While his supporters say he has multiple achievements to his name, such as expanding housebuilding, free school meals for young children, keeping transport costs in check and generally backing London’s minority groups, his critics say he has overseen a crime surge, been anti-car and has unnecessarily allowed pro-Palestinian marches to become a regular feature at weekends.

“Sadiq Khan was absolutely the right candidate,” said Labour leader Keir Starmer. “He has got two terms of delivery behind him and I am confident that he has got another term of delivery in front of him.”

The incumbent Labour mayors in Liverpool, Greater Manchester and West Yorkshire were also reelected Saturday, while the party looks to have ousted the Conservative mayor in West Midlands. A recount is underway there.

The latest successes come a day after Labour seized control of councils across England that it hasn’t held for decades. The party was also successful in a special election for a seat in Parliament, that if translated to a general election would lead to one of the Conservatives’ biggest-ever defeats.

Though the Conservatives suffered a drubbing in the local elections, it looks as though Prime Minister Rishi Sunak will not face a further rebellion among his ranks.

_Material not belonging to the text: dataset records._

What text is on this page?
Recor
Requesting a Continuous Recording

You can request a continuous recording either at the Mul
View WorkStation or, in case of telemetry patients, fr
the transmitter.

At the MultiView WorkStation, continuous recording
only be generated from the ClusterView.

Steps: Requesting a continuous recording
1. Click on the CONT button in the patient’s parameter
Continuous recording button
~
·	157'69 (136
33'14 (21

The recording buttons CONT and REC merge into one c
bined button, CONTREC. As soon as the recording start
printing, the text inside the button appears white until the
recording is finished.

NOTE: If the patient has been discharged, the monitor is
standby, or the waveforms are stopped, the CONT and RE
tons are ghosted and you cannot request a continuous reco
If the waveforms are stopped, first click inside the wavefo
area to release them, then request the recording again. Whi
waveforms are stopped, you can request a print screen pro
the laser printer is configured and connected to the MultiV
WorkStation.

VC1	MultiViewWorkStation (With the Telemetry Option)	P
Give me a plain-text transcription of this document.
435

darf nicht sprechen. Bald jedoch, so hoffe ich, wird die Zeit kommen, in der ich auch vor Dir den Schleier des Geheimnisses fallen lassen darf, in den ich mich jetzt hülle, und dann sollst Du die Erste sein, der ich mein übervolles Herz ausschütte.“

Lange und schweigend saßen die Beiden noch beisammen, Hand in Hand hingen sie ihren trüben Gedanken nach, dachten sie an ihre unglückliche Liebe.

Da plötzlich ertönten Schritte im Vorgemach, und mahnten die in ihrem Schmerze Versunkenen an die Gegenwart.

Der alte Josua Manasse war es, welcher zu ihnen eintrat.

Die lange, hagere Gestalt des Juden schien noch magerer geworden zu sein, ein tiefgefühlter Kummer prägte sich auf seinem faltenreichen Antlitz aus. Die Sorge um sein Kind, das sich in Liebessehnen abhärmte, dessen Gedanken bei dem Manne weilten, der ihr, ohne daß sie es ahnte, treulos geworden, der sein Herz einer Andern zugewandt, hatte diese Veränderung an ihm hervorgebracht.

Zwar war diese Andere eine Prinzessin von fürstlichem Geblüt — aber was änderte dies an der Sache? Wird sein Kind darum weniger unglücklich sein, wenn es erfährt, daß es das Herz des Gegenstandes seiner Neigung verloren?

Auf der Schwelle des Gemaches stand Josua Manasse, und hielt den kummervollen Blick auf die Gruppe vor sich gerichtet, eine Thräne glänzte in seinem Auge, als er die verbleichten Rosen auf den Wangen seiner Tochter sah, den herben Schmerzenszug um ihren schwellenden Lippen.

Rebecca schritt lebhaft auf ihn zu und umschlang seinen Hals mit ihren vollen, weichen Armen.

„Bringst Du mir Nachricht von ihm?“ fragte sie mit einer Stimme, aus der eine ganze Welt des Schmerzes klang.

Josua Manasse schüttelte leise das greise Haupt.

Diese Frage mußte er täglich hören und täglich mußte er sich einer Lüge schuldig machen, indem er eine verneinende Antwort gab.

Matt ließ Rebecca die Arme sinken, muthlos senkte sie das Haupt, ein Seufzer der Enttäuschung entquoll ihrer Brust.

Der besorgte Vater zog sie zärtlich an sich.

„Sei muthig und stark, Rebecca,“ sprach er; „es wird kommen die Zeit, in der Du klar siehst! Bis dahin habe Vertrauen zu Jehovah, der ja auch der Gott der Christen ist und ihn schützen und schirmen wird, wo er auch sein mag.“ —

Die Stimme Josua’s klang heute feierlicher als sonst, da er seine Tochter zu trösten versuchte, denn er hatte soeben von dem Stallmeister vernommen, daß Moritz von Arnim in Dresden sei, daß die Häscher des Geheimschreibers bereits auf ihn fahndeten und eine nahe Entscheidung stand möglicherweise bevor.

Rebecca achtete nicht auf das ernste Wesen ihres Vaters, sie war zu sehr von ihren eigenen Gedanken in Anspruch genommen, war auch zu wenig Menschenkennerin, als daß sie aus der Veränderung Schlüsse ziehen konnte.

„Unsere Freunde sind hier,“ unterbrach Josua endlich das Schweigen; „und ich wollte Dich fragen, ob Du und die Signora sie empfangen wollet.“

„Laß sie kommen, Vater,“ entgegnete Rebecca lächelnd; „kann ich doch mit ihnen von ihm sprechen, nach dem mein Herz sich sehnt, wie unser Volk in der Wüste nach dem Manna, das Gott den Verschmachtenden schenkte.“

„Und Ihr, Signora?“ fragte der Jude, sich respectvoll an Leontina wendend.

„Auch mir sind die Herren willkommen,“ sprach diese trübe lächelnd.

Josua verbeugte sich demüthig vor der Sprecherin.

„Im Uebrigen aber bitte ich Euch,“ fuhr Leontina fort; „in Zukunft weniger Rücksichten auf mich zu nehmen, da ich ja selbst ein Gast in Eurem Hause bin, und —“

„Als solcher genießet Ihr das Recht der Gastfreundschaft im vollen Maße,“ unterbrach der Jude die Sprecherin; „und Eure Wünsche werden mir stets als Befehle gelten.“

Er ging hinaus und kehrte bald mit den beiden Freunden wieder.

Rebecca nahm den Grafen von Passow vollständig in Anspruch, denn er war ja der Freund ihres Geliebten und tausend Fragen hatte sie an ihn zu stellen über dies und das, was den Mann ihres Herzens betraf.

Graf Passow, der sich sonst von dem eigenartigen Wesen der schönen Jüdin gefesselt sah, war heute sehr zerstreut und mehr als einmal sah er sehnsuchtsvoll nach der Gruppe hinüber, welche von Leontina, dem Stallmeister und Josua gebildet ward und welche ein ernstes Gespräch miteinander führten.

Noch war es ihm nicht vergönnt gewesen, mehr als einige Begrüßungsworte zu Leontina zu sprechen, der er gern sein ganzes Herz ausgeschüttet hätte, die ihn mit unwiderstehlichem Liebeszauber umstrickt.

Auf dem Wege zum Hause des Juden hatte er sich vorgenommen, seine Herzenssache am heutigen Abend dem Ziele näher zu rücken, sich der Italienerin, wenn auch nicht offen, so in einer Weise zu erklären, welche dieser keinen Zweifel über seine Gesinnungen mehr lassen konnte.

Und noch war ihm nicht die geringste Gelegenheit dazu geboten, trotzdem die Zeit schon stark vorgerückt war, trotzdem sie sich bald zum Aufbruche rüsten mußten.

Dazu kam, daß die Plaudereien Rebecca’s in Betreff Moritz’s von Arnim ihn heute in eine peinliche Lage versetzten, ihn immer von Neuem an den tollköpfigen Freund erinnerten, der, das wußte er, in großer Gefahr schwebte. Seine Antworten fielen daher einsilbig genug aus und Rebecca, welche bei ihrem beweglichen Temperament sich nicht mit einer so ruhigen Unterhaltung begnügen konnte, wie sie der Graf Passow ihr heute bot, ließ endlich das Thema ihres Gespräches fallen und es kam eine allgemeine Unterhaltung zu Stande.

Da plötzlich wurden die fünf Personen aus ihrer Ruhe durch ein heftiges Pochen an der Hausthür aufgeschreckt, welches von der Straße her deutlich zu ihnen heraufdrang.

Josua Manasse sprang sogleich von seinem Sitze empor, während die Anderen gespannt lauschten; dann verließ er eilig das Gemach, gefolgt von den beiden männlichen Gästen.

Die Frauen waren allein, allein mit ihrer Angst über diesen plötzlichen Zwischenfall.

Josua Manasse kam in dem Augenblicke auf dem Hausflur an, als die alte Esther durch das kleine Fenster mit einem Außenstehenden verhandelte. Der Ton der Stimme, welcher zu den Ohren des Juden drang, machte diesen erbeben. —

Sunak was able to breathe a sigh of relief when the Conservative mayor of Tees Valley in the northeast of England was reelected, albeit with a depressed share of the vote. Sunak had hoped that Andy Street would hold on in the West Midlands but it appears he may have lost.

One negative for Labour was that its vote in strongly Muslim areas in England was depressed by opposition to the party leadership’s strongly pro-Israel stance over the war in Gaza.

Starmer conceded that the party has had issues with Muslim voters, but the results in general were positive for the man who is favorite to become prime minister at the next general election.

Sunak has the power to decide on the date of the next election, and has indicated that it will be in the second half of 2024. Starmer urged him not to wait.

“We’re fed up with your division, with your chaos, with your failure,” he said Saturday. “If you leave your country in a worse state than when you found it, 14 years later, you do not deserve to be in government a moment longer.”

Thursday’s elections in large parts of England were important in themselves, with voters deciding on who runs many aspects of their daily lives, such as garbage collection, road maintenance and local crime prevention. But with a national election looming, they are being viewed through a national prism.

John Curtice, professor of politics at the University of Strathclyde, said the results show that Sunak has not helped the Conservative brand following the damage accrued by the actions of his predecessors, Boris Johnson and then Liz Truss.

“That in a sense is the big takeaway,” he told BBC radio.

Sunak became prime minister in October 2022, after Truss’s short-lived tenure. She left office after 49 days following a budget of unfunded tax cuts that roiled financial markets and sent borrowing costs for homeowners surging.

Her chaotic — and traumatic — leadership compounded the Conservatives’ difficulties following the circus surrounding her predecessor Johnson, who was forced to quit after being adjudged to have lied to Parliament over coronavirus lockdown breaches at his offices in Downing Street.

By late afternoon Saturday, with most of the 2,661 seats up for grabs in the local elections counted, the Conservatives had lost around a half of the 1,000 seats they were defending, while Labour had picked up about 200 despite some seemingly Gaza-related losses.

Other parties, such as the centrist Liberal Democrats and the Greens, also made gains. Reform U.K., which is trying to usurp the Conservatives from the right, also had some successes, notably in the special parliamentary election in Blackpool South, where it was less than 200 votes from grabbing second place.